An Offer in Compromise is where you “cut a deal” with the IRS and pay less than what you owe.
If the IRS believes that you can pay more than what you have offered in an Offer in Compromise Based Upon Doubt as to Collectibility, the IRS can reject your Offer in Compromise.
There are other instances where the IRS can reject your Offer in Compromise if it believes that accepting your Offer is not in the best of interest of the government or if accepting your Offer would be against public policy insofar as it would be detrimental to the fair administration of the tax code. These public policy-type rejections can be made even if the amount offered is greater than the amount that can be collected by other means.
One of our clients opened, then closed, three successive corporations, each of which had unpaid employment tax liabilities. The IRS subsequently assessed the Trust Fund Recovery Penalty against our client related to these failed businesses. Our client owed approximately $1.7 million to the IRS related to the failed businesses and had unpaid 1040 liability as well.

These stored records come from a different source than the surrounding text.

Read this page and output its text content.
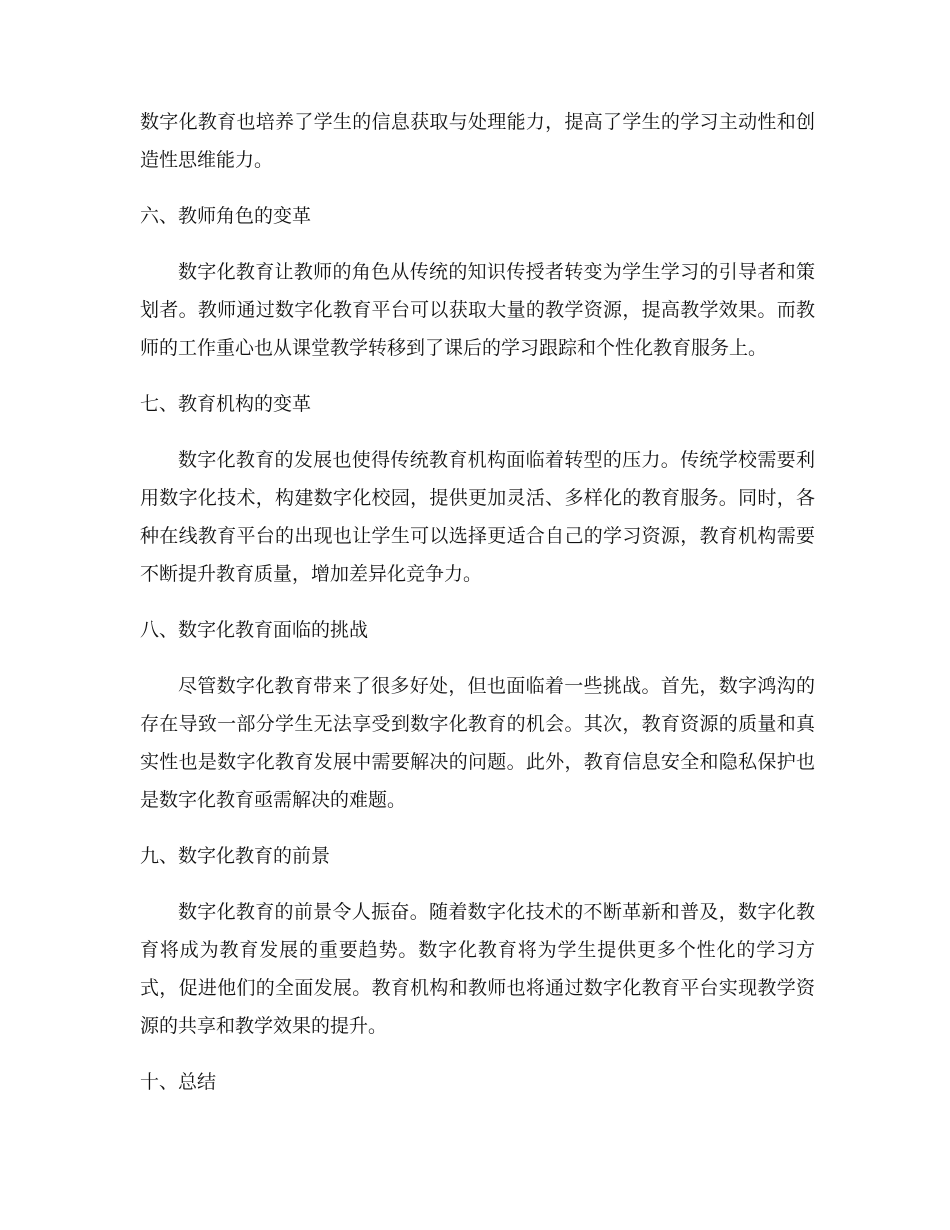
数字化教育也培养了学生的信息获取与处理能力，提高了学生的学习主动性和创造性思维能力。

六、教师角色的变革

数字化教育让教师的角色从传统的知识传授者转变为学生学习的引导者和策划者。教师通过数字化教育平台可以获取大量的教学资源，提高教学效果。而教师的工作重心也从课堂教学转移到了课后的学习跟踪和个性化教育服务上。

七、教育机构的变革

数字化教育的发展也使得传统教育机构面临着转型的压力。传统学校需要利用数字化技术，构建数字化校园，提供更加灵活、多样化的教育服务。同时，各种在线教育平台的出现也让学生可以选择更适合自己的学习资源，教育机构需要不断提升教育质量，增加差异化竞争力。

八、数字化教育面临的挑战

尽管数字化教育带来了很多好处，但也面临着一些挑战。首先，数字鸿沟的存在导致一部分学生无法享受到数字化教育的机会。其次，教育资源的质量和真实性也是数字化教育发展中需要解决的问题。此外，教育信息安全和隐私保护也是数字化教育亟需解决的难题。

九、数字化教育的前景

数字化教育的前景令人振奋。随着数字化技术的不断革新和普及，数字化教育将成为教育发展的重要趋势。数字化教育将为学生提供更多个性化的学习方式，促进他们的全面发展。教育机构和教师也将通过数字化教育平台实现教学资源的共享和教学效果的提升。

十、总结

We subsequently filed an Offer in Compromise on behalf of our client. Although the IRS agreed that the amount we had offered was more than they would ever collect, the IRS initially proposed to reject our client’s Offer in Compromise based upon public policy grounds. The IRS reasoned that our client had acted egregiously in opening and closing three businesses in a row, each of which had unpaid tax liability.
We filed an Appeal of the IRS’ rejection of our Offer in Compromise and subsequently settled the case for $100,000.00.